Re: Linear Path Shooter vs. Circular Path Shooter?
 
As has been said, its a matter of contact speed.

The circular pathway allows more contact time between your spinning wheel and the frisbee. This gives the wheel more time to accelerate the frisbee to more closely match its own tangential velocity.

In a linear pathway, the wheel touches the frisbee for a fraction of a second; thus, a fraction of the speed of the wheel is delivered to the frisbee.

Of course, there's dark magic with various other variables such as the compression of the frisbee, space between wheel and a guide rail, type of wheel, surface area of wheel, as well as the torque and speed of the accompanying motor.

It's a matter of testing :)

Redo91 08-01-2013 02:53

Re: Linear Path Shooter vs. Circular Path Shooter?
 
What says the linear shooter only touches the frisbee at the tangential point of the wheel?
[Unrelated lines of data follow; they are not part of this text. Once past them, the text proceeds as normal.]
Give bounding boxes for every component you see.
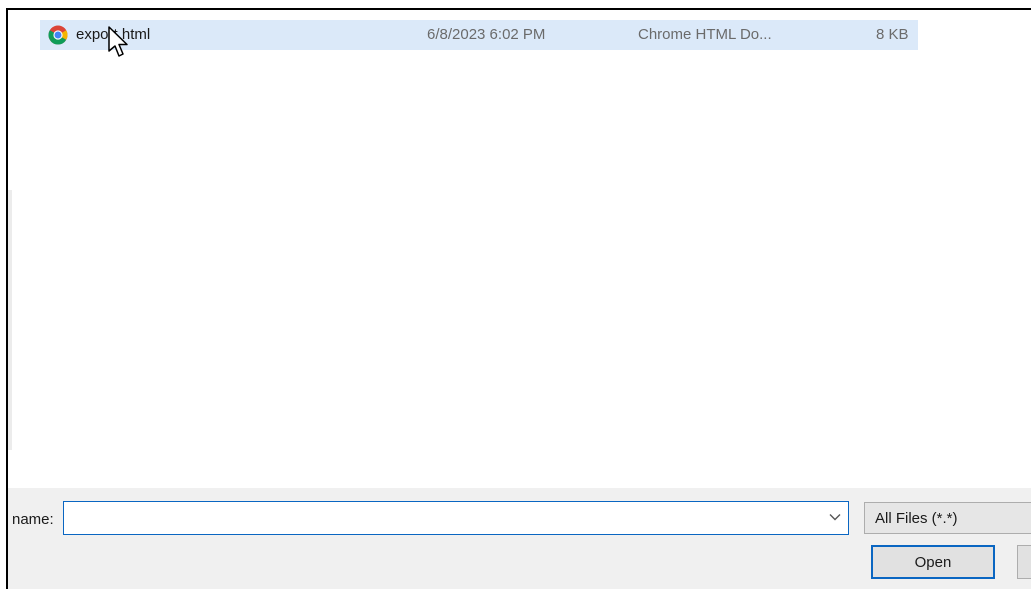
chrome-icon xyxy=(48,25,68,45)
dialog-footer: name: All Files (*.*) Open xyxy=(8,488,1031,589)
file-name-input[interactable] xyxy=(63,501,849,535)
file-row-export-html[interactable]: export.html 6/8/2023 6:02 PM Chrome HTML… xyxy=(40,20,918,50)
file-list[interactable]: export.html 6/8/2023 6:02 PM Chrome HTML… xyxy=(8,10,1031,488)
file-size: 8 KB xyxy=(876,26,909,43)
file-name-label: name: xyxy=(12,511,54,528)
file-type-select-value: All Files (*.*) xyxy=(875,510,958,527)
navigation-pane-edge xyxy=(8,190,12,450)
open-button[interactable]: Open xyxy=(871,545,995,579)
file-date-modified: 6/8/2023 6:02 PM xyxy=(427,26,546,43)
mouse-pointer-icon xyxy=(108,26,128,57)
chevron-down-icon[interactable] xyxy=(828,510,842,524)
file-type-select[interactable]: All Files (*.*) xyxy=(864,502,1031,534)
cancel-button[interactable] xyxy=(1017,545,1031,579)
file-type: Chrome HTML Do... xyxy=(638,26,772,43)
I can think of a way to have the frisbee in contact with the mechanism for a longer period of time.

ohrly? 08-01-2013 04:37

Re: Linear Path Shooter vs. Circular Path Shooter?
 
Quote:

Originally Posted by Redo91 (Post 1210515)
What says the linear shooter only touches the frisbee at the tangential point of the wheel? I can think of a way to have the frisbee in contact with the mechanism for a longer period of time.

Please elaborate?

Tem1514 Mentor 08-01-2013 06:03

Re: Linear Path Shooter vs. Circular Path Shooter?
 
Quote:

Originally Posted by ohrly? (Post 1210533)
Please elaborate?

A linear pathway with a belt along the length to give the spin and forward speed might just do it.

CalTran 08-01-2013 07:51

Re: Linear Path Shooter vs. Circular Path Shooter?
 
Quote:

Originally Posted by Tem1514 Mentor (Post 1210538)
A linear pathway with a belt along the length to give the spin and forward speed might just do it.
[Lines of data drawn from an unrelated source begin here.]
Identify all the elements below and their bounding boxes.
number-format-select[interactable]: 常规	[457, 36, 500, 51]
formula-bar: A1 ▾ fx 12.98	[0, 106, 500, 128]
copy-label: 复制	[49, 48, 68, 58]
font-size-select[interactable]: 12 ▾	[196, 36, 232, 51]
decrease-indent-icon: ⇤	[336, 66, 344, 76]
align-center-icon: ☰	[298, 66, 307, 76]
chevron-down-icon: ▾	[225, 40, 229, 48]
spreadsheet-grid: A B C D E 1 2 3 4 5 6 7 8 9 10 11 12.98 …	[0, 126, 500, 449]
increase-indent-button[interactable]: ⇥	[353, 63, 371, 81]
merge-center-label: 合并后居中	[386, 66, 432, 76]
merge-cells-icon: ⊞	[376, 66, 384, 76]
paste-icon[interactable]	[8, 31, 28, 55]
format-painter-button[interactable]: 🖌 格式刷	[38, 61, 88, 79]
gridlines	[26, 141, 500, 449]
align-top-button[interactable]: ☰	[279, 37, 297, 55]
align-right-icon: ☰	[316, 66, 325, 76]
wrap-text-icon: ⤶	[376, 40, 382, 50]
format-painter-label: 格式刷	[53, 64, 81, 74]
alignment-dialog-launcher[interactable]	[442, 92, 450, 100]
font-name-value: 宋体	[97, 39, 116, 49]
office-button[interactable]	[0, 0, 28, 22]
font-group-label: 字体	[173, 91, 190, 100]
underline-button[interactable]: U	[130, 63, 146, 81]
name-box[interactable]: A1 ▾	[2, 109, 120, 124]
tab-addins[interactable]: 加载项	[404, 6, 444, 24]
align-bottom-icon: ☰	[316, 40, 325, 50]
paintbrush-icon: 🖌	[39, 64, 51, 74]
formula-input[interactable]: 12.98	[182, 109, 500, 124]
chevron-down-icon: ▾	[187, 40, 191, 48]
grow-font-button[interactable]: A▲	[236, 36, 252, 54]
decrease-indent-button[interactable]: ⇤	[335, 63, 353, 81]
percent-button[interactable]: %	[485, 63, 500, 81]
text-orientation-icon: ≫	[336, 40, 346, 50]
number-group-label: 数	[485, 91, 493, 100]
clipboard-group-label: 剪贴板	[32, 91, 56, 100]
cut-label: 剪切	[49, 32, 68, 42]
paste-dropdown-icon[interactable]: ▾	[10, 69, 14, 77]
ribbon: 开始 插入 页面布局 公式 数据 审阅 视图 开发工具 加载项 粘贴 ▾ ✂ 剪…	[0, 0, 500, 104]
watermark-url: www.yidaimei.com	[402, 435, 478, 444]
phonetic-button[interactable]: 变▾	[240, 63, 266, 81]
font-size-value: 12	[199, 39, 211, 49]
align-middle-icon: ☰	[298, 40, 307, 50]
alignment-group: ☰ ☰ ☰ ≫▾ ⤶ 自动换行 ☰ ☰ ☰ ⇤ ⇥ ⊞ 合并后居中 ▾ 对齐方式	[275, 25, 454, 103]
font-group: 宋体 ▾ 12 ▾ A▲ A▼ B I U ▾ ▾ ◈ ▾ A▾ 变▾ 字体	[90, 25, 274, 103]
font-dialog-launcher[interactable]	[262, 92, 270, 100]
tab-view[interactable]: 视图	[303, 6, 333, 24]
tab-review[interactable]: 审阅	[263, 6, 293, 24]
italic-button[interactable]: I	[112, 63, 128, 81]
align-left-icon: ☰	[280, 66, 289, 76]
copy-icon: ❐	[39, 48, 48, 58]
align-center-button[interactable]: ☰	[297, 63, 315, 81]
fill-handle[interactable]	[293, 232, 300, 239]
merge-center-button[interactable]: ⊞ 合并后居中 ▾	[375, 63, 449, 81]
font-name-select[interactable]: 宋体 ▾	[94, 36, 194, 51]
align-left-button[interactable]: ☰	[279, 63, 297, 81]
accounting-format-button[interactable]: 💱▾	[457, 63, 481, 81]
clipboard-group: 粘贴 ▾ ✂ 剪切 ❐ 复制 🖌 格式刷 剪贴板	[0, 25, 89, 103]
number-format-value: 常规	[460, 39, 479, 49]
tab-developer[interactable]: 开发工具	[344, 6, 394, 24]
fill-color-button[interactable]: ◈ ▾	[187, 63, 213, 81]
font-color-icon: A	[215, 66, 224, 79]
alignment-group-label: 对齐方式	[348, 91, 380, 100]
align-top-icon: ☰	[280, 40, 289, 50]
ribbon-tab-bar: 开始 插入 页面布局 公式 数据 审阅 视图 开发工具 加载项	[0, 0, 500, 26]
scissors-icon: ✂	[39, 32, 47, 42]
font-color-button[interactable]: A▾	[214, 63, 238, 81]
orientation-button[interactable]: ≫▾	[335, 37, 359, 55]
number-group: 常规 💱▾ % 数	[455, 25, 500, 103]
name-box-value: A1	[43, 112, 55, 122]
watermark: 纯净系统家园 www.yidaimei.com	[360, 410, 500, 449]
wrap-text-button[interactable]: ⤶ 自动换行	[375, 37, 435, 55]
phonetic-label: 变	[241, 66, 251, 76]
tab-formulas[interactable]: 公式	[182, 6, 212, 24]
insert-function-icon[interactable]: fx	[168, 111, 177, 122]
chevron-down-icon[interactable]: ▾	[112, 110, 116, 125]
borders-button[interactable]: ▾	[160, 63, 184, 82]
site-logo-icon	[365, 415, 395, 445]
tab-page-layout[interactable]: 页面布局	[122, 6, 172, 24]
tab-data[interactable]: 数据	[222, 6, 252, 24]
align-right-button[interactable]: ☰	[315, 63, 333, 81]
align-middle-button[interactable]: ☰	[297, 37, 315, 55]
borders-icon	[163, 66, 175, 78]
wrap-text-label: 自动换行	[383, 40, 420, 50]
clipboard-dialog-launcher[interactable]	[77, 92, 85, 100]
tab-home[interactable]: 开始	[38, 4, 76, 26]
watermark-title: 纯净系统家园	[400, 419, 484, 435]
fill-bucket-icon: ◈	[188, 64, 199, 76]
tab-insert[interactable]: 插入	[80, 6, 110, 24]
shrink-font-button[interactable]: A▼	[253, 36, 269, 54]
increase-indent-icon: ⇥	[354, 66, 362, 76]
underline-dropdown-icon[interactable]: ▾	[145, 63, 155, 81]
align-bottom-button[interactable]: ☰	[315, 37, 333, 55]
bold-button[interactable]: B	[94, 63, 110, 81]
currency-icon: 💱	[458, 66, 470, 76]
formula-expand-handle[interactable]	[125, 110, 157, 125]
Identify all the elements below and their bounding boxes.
So you're going to run a linear belt, essentially a conveyor on it's side, at thousands of rpm and expect that to work the same as a wheel going thousands of rpm?

Robogineer1649 08-01-2013 07:59

Re: Linear Path Shooter vs. Circular Path Shooter?
 
We built a prototype and it had two parallel wheels as you were saying you might try. I must add that it was in a linear fashion. But what i really want to tell you is that the frisbees go much further if one side is stationary compared to both sides spinning. Additionally our team has not tried to make a half circle shooter design only a linear so i can not take about that aspect of your question. What i can ask you is why would you use a half circle shooter that takes up much more space especially this year with smaller robots rather then building a linear shooter that works just as well?
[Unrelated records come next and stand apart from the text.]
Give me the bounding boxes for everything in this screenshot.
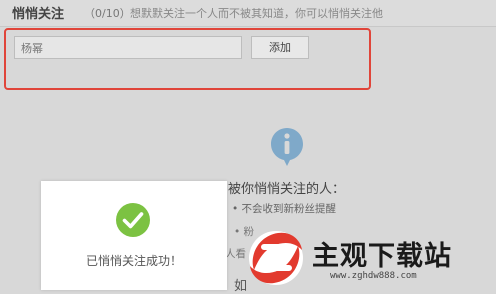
info-icon bbox=[271, 128, 303, 166]
info-bullet-1: • 不会收到新粉丝提醒 bbox=[232, 203, 337, 215]
watermark-title: 主观下载站 bbox=[312, 241, 452, 272]
header-bar: 悄悄关注 （0/10） 想默默关注一个人而不被其知道，你可以悄悄关注他 bbox=[0, 0, 496, 27]
watermark-logo-icon bbox=[249, 231, 303, 285]
username-input[interactable] bbox=[14, 36, 242, 59]
info-title: 被你悄悄关注的人： bbox=[228, 182, 346, 197]
page-description: 想默默关注一个人而不被其知道，你可以悄悄关注他 bbox=[130, 7, 383, 20]
check-circle-icon bbox=[116, 203, 150, 237]
page-title: 悄悄关注 bbox=[12, 7, 65, 22]
toast-message: 已悄悄关注成功！ bbox=[85, 254, 182, 268]
add-button[interactable]: 添加 bbox=[251, 36, 309, 59]
info-bullet-3-fragment: 人看 bbox=[225, 248, 246, 260]
follow-count: （0/10） bbox=[84, 7, 131, 20]
success-toast: 已悄悄关注成功！ bbox=[41, 181, 227, 290]
watermark-url: www.zghdw888.com bbox=[330, 271, 417, 281]
watermark: 主观下载站 www.zghdw888.com bbox=[246, 226, 496, 290]
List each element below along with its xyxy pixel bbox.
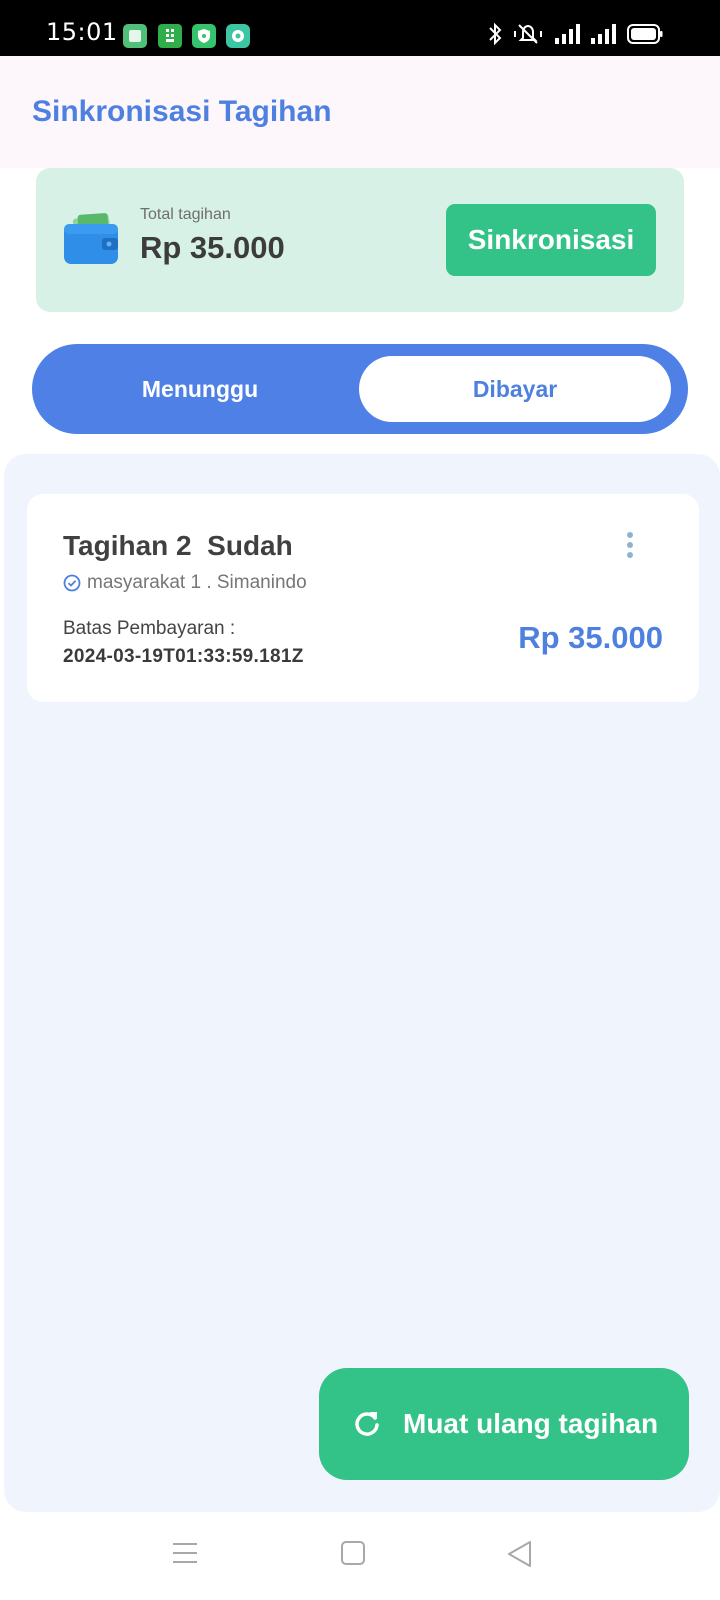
sync-button[interactable]: Sinkronisasi [446, 204, 656, 276]
bill-owner: masyarakat 1 . Simanindo [87, 572, 307, 593]
app-icon-green-grid [158, 24, 182, 48]
app-bar: Sinkronisasi Tagihan [0, 56, 720, 168]
tab-menunggu[interactable]: Menunggu [44, 356, 356, 422]
due-date-label: Batas Pembayaran : [63, 618, 236, 639]
bill-list-area: Tagihan 2 Sudah masyarakat 1 . Simanindo… [4, 454, 720, 1512]
status-bar: 15:01 [0, 0, 720, 56]
page-title: Sinkronisasi Tagihan [32, 95, 332, 128]
signal-icon [555, 24, 580, 44]
battery-icon [627, 24, 663, 44]
bill-card[interactable]: Tagihan 2 Sudah masyarakat 1 . Simanindo… [27, 494, 699, 702]
reload-bills-label: Muat ulang tagihan [403, 1408, 659, 1439]
due-date-value: 2024-03-19T01:33:59.181Z [63, 646, 304, 667]
total-bill-card: Total tagihan Rp 35.000 Sinkronisasi [36, 168, 684, 312]
more-vert-icon[interactable] [623, 530, 637, 560]
app-icon-green-square [123, 24, 147, 48]
app-icon-shield [192, 24, 216, 48]
system-nav-bar [0, 1512, 720, 1600]
wallet-icon [64, 213, 118, 264]
bill-title: Tagihan 2 Sudah [63, 530, 293, 561]
tab-dibayar[interactable]: Dibayar [359, 356, 671, 422]
vibrate-mute-icon [514, 24, 542, 44]
status-tabs: Menunggu Dibayar [32, 344, 688, 434]
total-bill-amount: Rp 35.000 [140, 230, 285, 265]
check-circle-icon [63, 574, 81, 592]
refresh-icon [355, 1412, 379, 1436]
bill-amount: Rp 35.000 [518, 620, 663, 655]
reload-bills-button[interactable]: Muat ulang tagihan [319, 1368, 689, 1480]
total-bill-label: Total tagihan [140, 206, 231, 223]
menu-icon[interactable] [172, 1540, 198, 1566]
status-time: 15:01 [46, 18, 118, 46]
home-icon[interactable] [340, 1540, 366, 1566]
signal-icon [591, 24, 616, 44]
bluetooth-icon [489, 22, 502, 46]
back-icon[interactable] [506, 1540, 534, 1568]
app-icon-teal [226, 24, 250, 48]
knuckleduster 08-01-2013 08:20

Re: Linear Path Shooter vs. Circular Path Shooter?
 
In our tests in the shop we have found that linear shooters are not as accurate as circular shooters and don't shoot as far. I hypothesise that it is because the wheel doesn't get to work on the disk as much (W=FxD) and will therefore put less energy into the disk before it is released.

Here are videos of our attempts:
http://telly.com/01F3LB
they should all be on there.

Jared Russell 08-01-2013 08:21

Re: Linear Path Shooter vs. Circular Path Shooter?
 
Quote:

Originally Posted by CalTran (Post 1210548)
So you're going to run a linear belt, essentially a conveyor on it's side, at thousands of rpm and expect that to work the same as a wheel going thousands of rpm?

Theoretically there is no difference. For a given contact length, CoF, compression, and surface speed, and a given energy supply (including any storage of rotational energy via flywheel effect) the shape of the pathway is irrelevant.

Theoretically.

Ether 08-01-2013 08:56

Re: Linear Path Shooter vs. Circular Path Shooter?
 

You are not limited to one wheel with a linear shooter design. Watch the videos posted here.



Tem1514 Mentor 08-01-2013 09:48

Re: Linear Path Shooter vs. Circular Path Shooter?
 
Quote:

Originally Posted by CalTran (Post 1210548)
So you're going to run a linear belt, essentially a conveyor on it's side, at thousands of rpm and expect that to work the same as a wheel going thousands of rpm?

I am not saying that a belt is the best way, rather just pointing out that it is a method that would work or maybe I should say, should work.

A multi ribbed flat belt will run at 3600 rpm with no problem at all on a 4 inch diameter wheel which translate to a very fast linear speed.